Fig. 7. Dynamic regulation of lin-14 3′UTR activity during AVM axon guidance in the L1 stage

(A) Temporal expression of Plin-14::GFP and Plin-4::GFP reporters in the AVM neurons. An early L1-stage animal (top panel) showing lin-14 strongly expressed in AVM. An early L1-stage animal (middle panel) showing lin-4 weakly expressed in AVM and a late L1-stage animal (lower panel) showing lin-4 strongly expressed in AVM. The Pmec-4::mCherry reporter was used to label the AVM neurons. The merged images identify the GFP expressing cells as the AVM neurons. Arrowhead indicates the AVM neuron and the open arrowhead marks the ALM neuron. Anterior is to left, dorsal up. Scale bar, 20 μm. The expression intensity of the GFP::lin-14 3′UTR sensor in the AVM neurons was measured every hour at the first larval stage, starting at 4 hours after hatching and ending at 12 hours after hatching, in wild-type animals (B) and lin-4 mutants (C). Eight animals each were measured for wild type and lin-4 mutants. Bars represent the average intensity. ** and *** indicate intensity between wild type and lin-4 mutants is significantly different at P < 0.01 and P < 0.001, respectively. P values were calculated using a Student’s t-Test.

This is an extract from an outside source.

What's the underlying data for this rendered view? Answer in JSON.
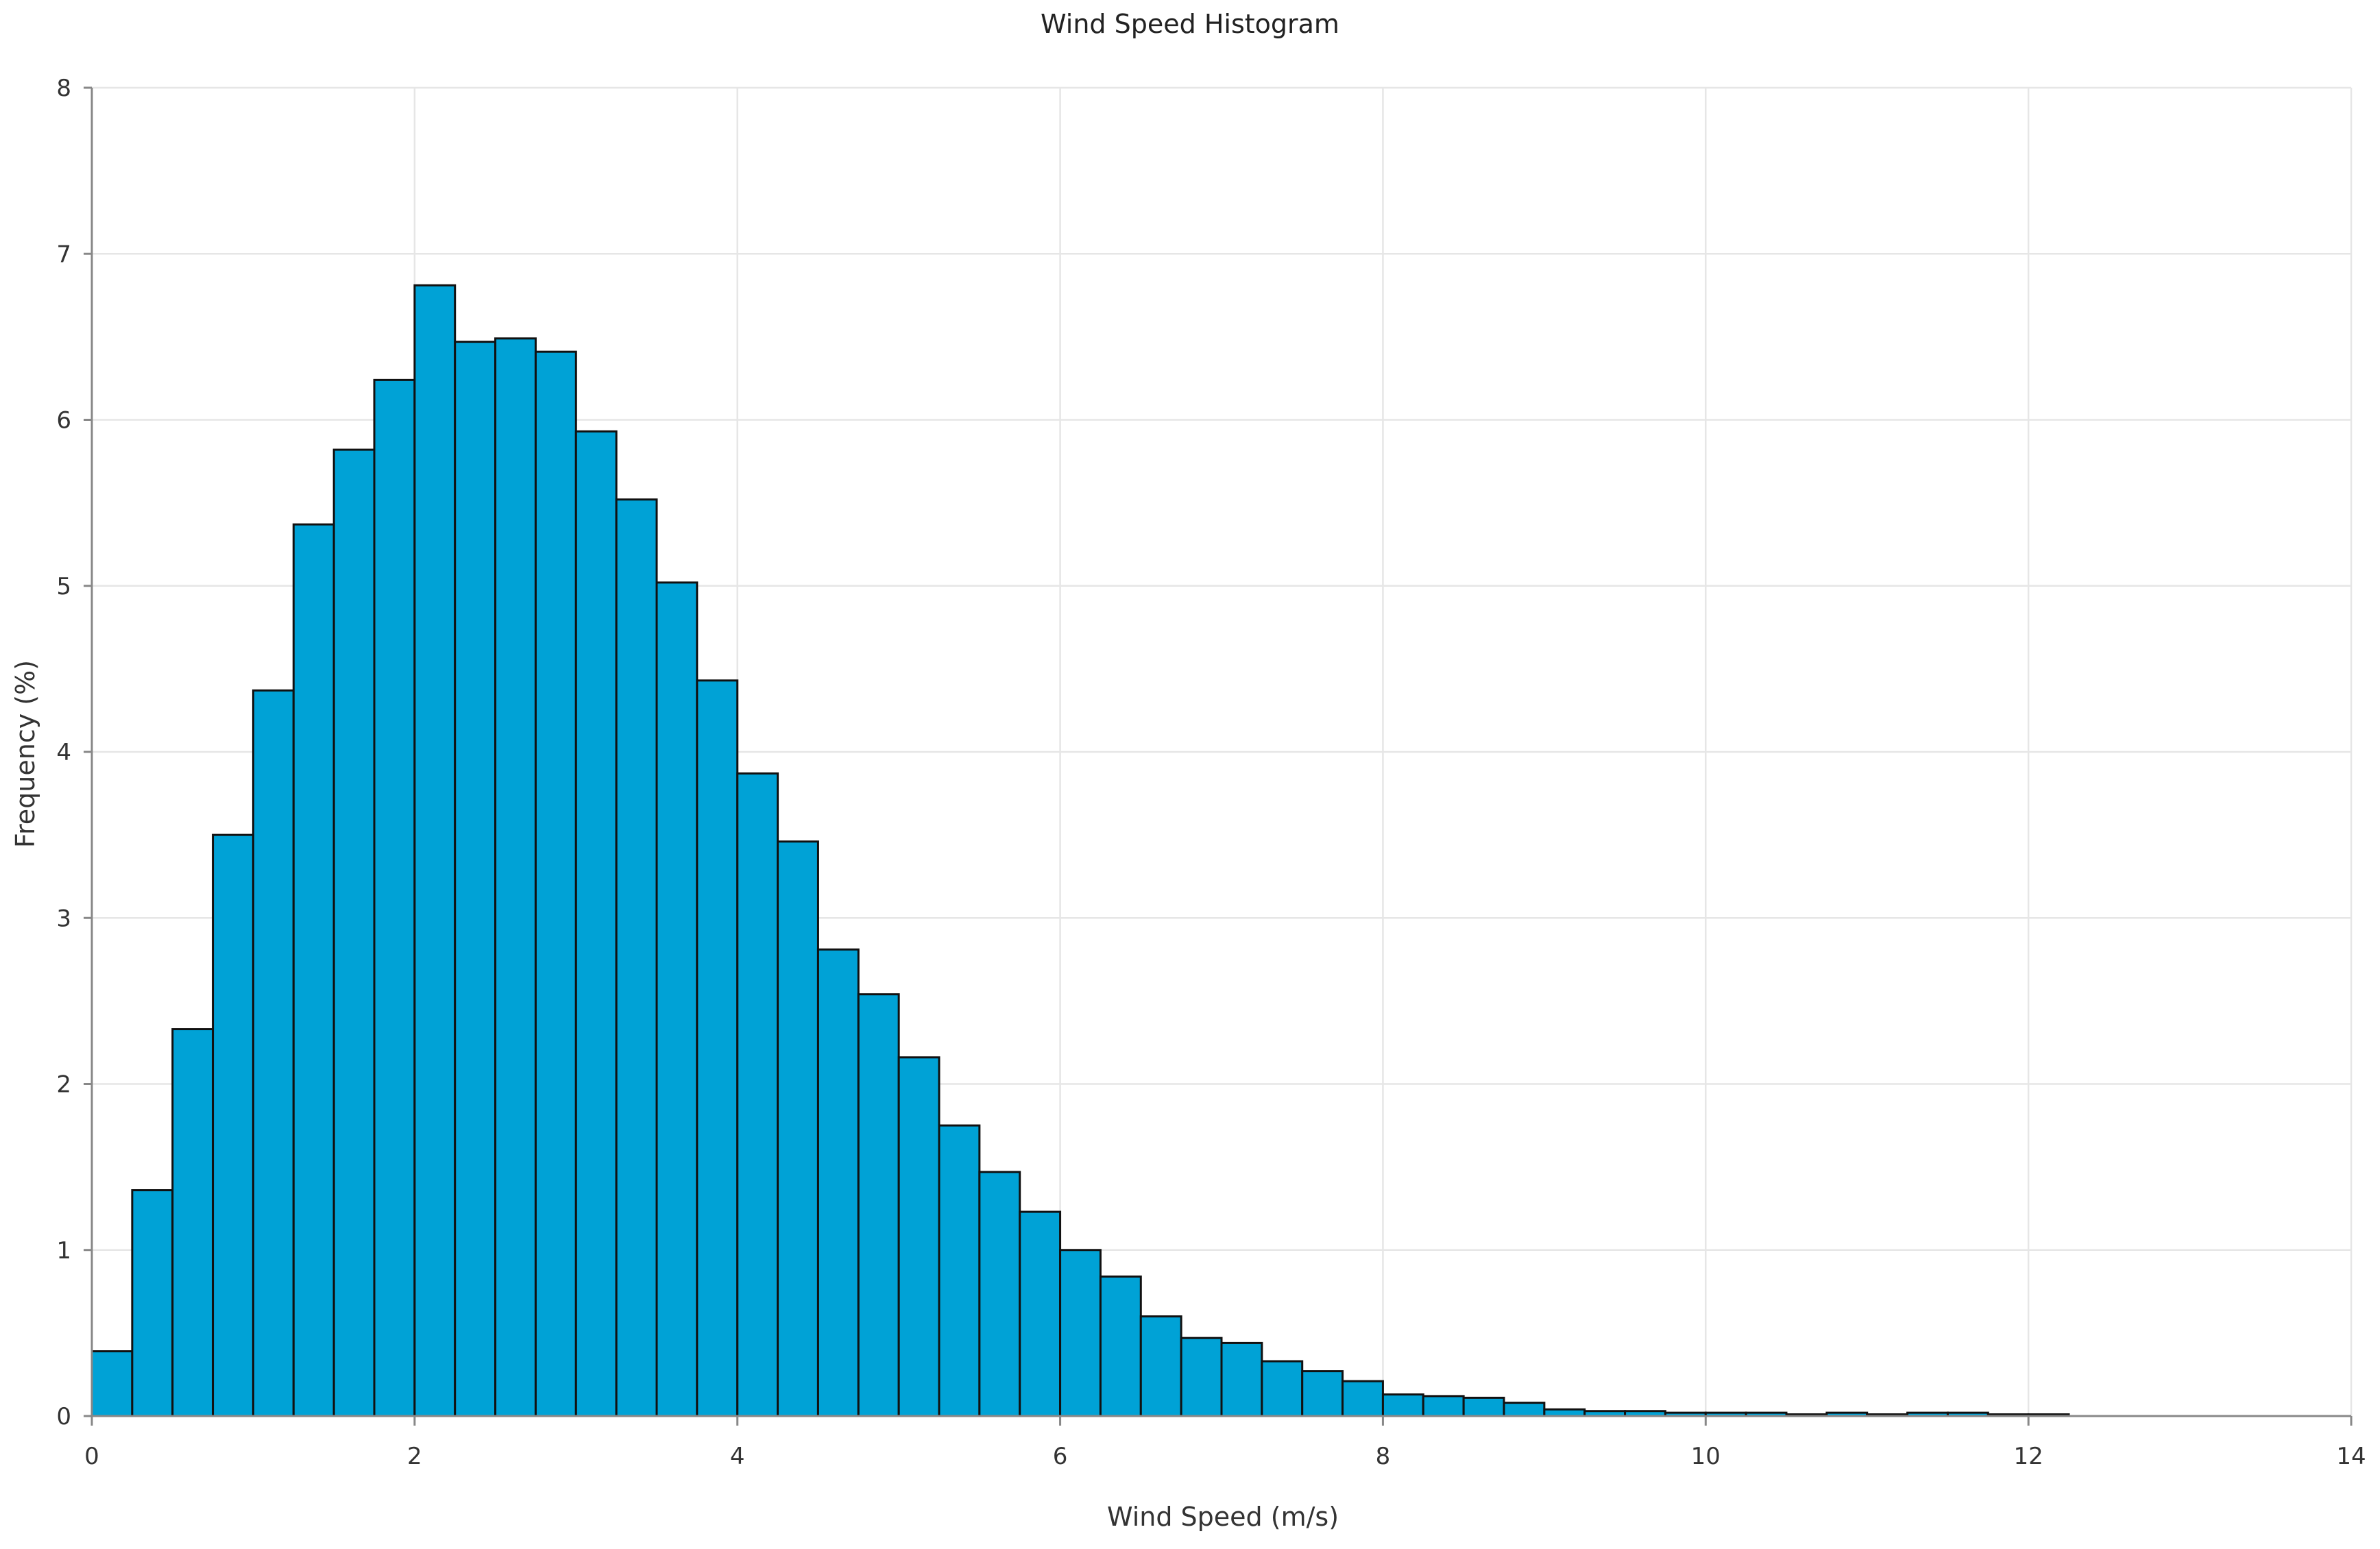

Fig. 8. lin-14 functions through unc-40, madd-2, unc-34 and ced-10 to promote netrin-mediated AVM axon ventral guidance

LIN-14 requires UNC-40, MADD-2, UNC-34 and CED-10 to stimulate netrin signaling. AVM was visualized with zdIs5[mec-4::gfp]. Asterisks indicate data significantly different from Ex[lin-14](-) controls (P < 0.001 by Z-test for two proportions).

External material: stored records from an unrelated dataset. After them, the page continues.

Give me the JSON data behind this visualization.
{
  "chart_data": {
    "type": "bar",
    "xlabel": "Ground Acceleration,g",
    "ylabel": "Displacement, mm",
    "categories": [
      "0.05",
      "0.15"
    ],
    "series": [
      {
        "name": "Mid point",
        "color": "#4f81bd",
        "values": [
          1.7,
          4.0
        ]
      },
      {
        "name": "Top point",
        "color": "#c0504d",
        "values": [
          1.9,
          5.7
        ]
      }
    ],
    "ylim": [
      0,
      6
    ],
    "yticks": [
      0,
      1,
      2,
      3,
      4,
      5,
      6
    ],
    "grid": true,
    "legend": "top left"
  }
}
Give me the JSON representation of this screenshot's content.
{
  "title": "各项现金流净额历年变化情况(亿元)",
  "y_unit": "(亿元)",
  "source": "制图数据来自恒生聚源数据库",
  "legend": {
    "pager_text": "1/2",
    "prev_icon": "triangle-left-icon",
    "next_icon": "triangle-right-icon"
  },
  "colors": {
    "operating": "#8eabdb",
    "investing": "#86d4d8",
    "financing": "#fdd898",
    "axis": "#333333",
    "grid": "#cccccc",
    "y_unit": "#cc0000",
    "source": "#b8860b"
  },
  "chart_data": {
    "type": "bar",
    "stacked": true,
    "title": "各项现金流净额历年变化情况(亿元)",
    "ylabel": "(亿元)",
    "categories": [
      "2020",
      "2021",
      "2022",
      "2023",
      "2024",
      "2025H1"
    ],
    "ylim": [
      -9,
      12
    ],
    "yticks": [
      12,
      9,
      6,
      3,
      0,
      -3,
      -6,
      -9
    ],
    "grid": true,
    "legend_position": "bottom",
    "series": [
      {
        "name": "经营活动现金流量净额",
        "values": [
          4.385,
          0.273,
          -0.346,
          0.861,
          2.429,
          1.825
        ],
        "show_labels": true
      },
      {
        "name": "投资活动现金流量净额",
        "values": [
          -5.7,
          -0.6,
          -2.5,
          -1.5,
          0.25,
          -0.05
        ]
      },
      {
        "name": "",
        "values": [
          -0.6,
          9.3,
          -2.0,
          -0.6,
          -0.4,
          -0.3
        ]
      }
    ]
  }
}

Fig. 9. Effects of lin-14 on unc-40 protein distribution in the anterior touch neurons

(A) Distribution of UNC-40::GFP and LIN-14::mCherry fusion proteins in the ALM and AVM neurons. (B) Quantification of anterior touch neurons showing UNC-40 protein distribution either restricted to the perinuclear region or expanded to the whole cell, depending on UNC-40 dosage and LIN-14 amount. Using the expression intensity of the Mos[Pmec-4::unc-40::GFP] single copy insertion line as a reference, we estimated 1 copy is the low expression line, 1.2 copies is the medium expression line, and 9.5 copies is the high expression line. (C) Over-expression of unc-40::GFP in the AVM neurons suppressed the AVM axon ventral guidance defects in slt-1 but not unc-6 mutants. In all figures, error bars represent standard error of the proportion. Asterisks and brackets represent P < 0.01 by Z-test for two proportions.